Eric Fox, vice president of statistical and economic modeling (VeroForecast) — The top forecast markets shows price appreciation in the 10% to 11% range. The top forecast market is Seattle, Washington at 11.2%, followed by Portland, Oregon at 11.1% and Denver, Colorado at 9.9%.

These economies have robust economies, growing populations and no more than two month’s supply of homes. In fact, the forecast of the Boston market increase sharply to 7.4% is due to reductions in inventory and unemployment. On the other hand, the worst performing market is Kington New York with 2.5% depreciation, followed by Ocean City, New Jersey at -2.1%, Kingsport, Tennessee at -1.9% and Atlantic City, New Jersey and San Angelo, Texas tied at -1.4%.  — BusinessWire

Pantheon Macro Chief Economist Ian ShepherdsonHomebuilders behavior likely is a continuing echo of their experience during the crash.

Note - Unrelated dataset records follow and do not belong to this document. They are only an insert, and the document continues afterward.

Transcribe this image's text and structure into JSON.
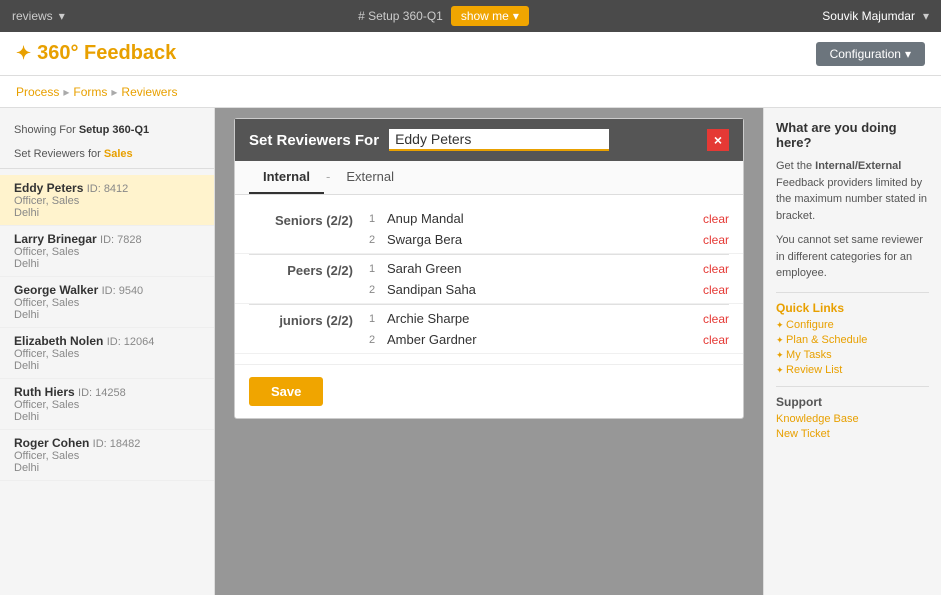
{
  "topbar": {
    "reviews_label": "reviews",
    "setup_label": "# Setup 360-Q1",
    "show_me_label": "show me",
    "username": "Souvik Majumdar"
  },
  "header": {
    "app_title": "360° Feedback",
    "config_label": "Configuration"
  },
  "nav": {
    "process": "Process",
    "forms": "Forms",
    "reviewers": "Reviewers"
  },
  "left_panel": {
    "showing_for_label": "Showing For",
    "showing_for_value": "Setup 360-Q1",
    "set_reviewers_label": "Set Reviewers for",
    "set_reviewers_value": "Sales",
    "people": [
      {
        "name": "Eddy Peters",
        "id": "ID: 8412",
        "role": "Officer, Sales",
        "dept": "Delhi",
        "active": true
      },
      {
        "name": "Larry Brinegar",
        "id": "ID: 7828",
        "role": "Officer, Sales",
        "dept": "Delhi",
        "active": false
      },
      {
        "name": "George Walker",
        "id": "ID: 9540",
        "role": "Officer, Sales",
        "dept": "Delhi",
        "active": false
      },
      {
        "name": "Elizabeth Nolen",
        "id": "ID: 12064",
        "role": "Officer, Sales",
        "dept": "Delhi",
        "active": false
      },
      {
        "name": "Ruth Hiers",
        "id": "ID: 14258",
        "role": "Officer, Sales",
        "dept": "Delhi",
        "active": false
      },
      {
        "name": "Roger Cohen",
        "id": "ID: 18482",
        "role": "Officer, Sales",
        "dept": "Delhi",
        "active": false
      }
    ]
  },
  "right_panel": {
    "help_title": "What are you doing here?",
    "help_text_1": "Get the ",
    "help_bold_1": "Internal/External",
    "help_text_2": " Feedback providers limited by the maximum number stated in bracket.",
    "help_text_3": "You cannot set same reviewer in different categories for an employee.",
    "quick_links_title": "Quick Links",
    "quick_links": [
      "Configure",
      "Plan & Schedule",
      "My Tasks",
      "Review List"
    ],
    "support_title": "Support",
    "support_links": [
      "Knowledge Base",
      "New Ticket"
    ]
  },
  "modal": {
    "title": "Set Reviewers For",
    "employee_name": "Eddy Peters",
    "close_label": "×",
    "tab_internal": "Internal",
    "tab_external": "External",
    "categories": [
      {
        "name": "Seniors (2/2)",
        "entries": [
          {
            "num": "1",
            "name": "Anup Mandal",
            "clear": "clear"
          },
          {
            "num": "2",
            "name": "Swarga Bera",
            "clear": "clear"
          }
        ]
      },
      {
        "name": "Peers (2/2)",
        "entries": [
          {
            "num": "1",
            "name": "Sarah Green",
            "clear": "clear"
          },
          {
            "num": "2",
            "name": "Sandipan Saha",
            "clear": "clear"
          }
        ]
      },
      {
        "name": "juniors (2/2)",
        "entries": [
          {
            "num": "1",
            "name": "Archie Sharpe",
            "clear": "clear"
          },
          {
            "num": "2",
            "name": "Amber Gardner",
            "clear": "clear"
          }
        ]
      }
    ],
    "save_label": "Save"
  }
}
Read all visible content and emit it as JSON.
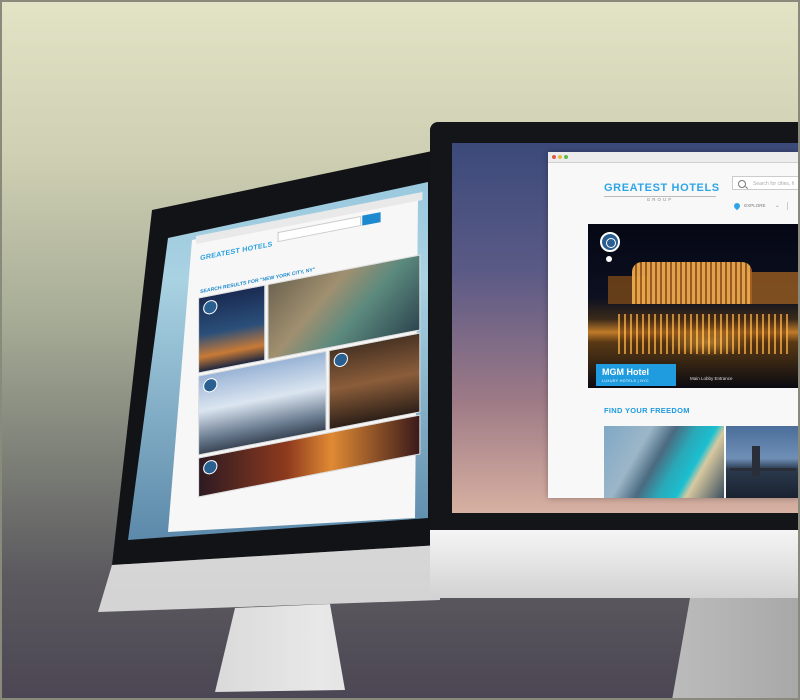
{
  "right_site": {
    "brand": "GREATEST HOTELS",
    "brand_sub": "GROUP",
    "search_placeholder": "Search for cities, h",
    "location_label": "EXPLORE",
    "hero": {
      "title": "MGM Hotel",
      "subtitle": "LUXURY HOTELS | NYC",
      "caption": "Main Lobby Entrance"
    },
    "section_heading": "FIND YOUR FREEDOM"
  },
  "left_site": {
    "brand": "GREATEST HOTELS",
    "brand_sub": "GROUP",
    "results_heading": "SEARCH RESULTS FOR \"NEW YORK CITY, NY\""
  },
  "colors": {
    "accent": "#1f9be0",
    "brand": "#2ea6e6"
  }
}
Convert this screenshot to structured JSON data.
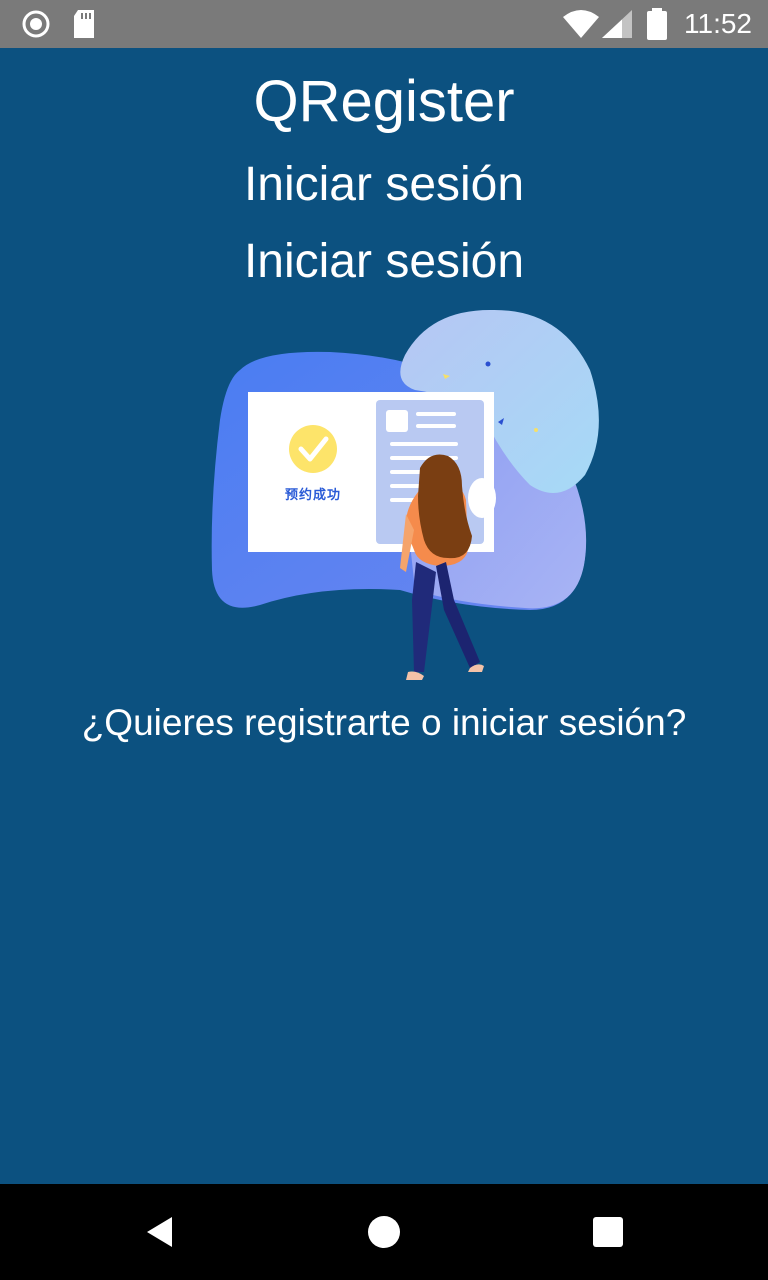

No one wants to be caught with excess inventory during a sudden downshift in demand. In this cycle, the pursuit of market share and volumes is less important than profitability and balance sheet resilience. — Marketwatch.

Mortgage Rates

Mortgage rates are expected to stay low. With the employment graph getting steeper and steeper and wages climbing up the seemingly endless beanstalk, the market is all set for an exponential growth.

Not all is gold and glittering. Some forecasters are of the opinion that even though 2017 will be a great year for the real estate market; the market’s growth graph will moderate by the year 2020.

Whether the pessimistic forecast will prevail over the optimistic one explained above, we shall see. However, 2017 is going to be a fantastic time for real estate agents.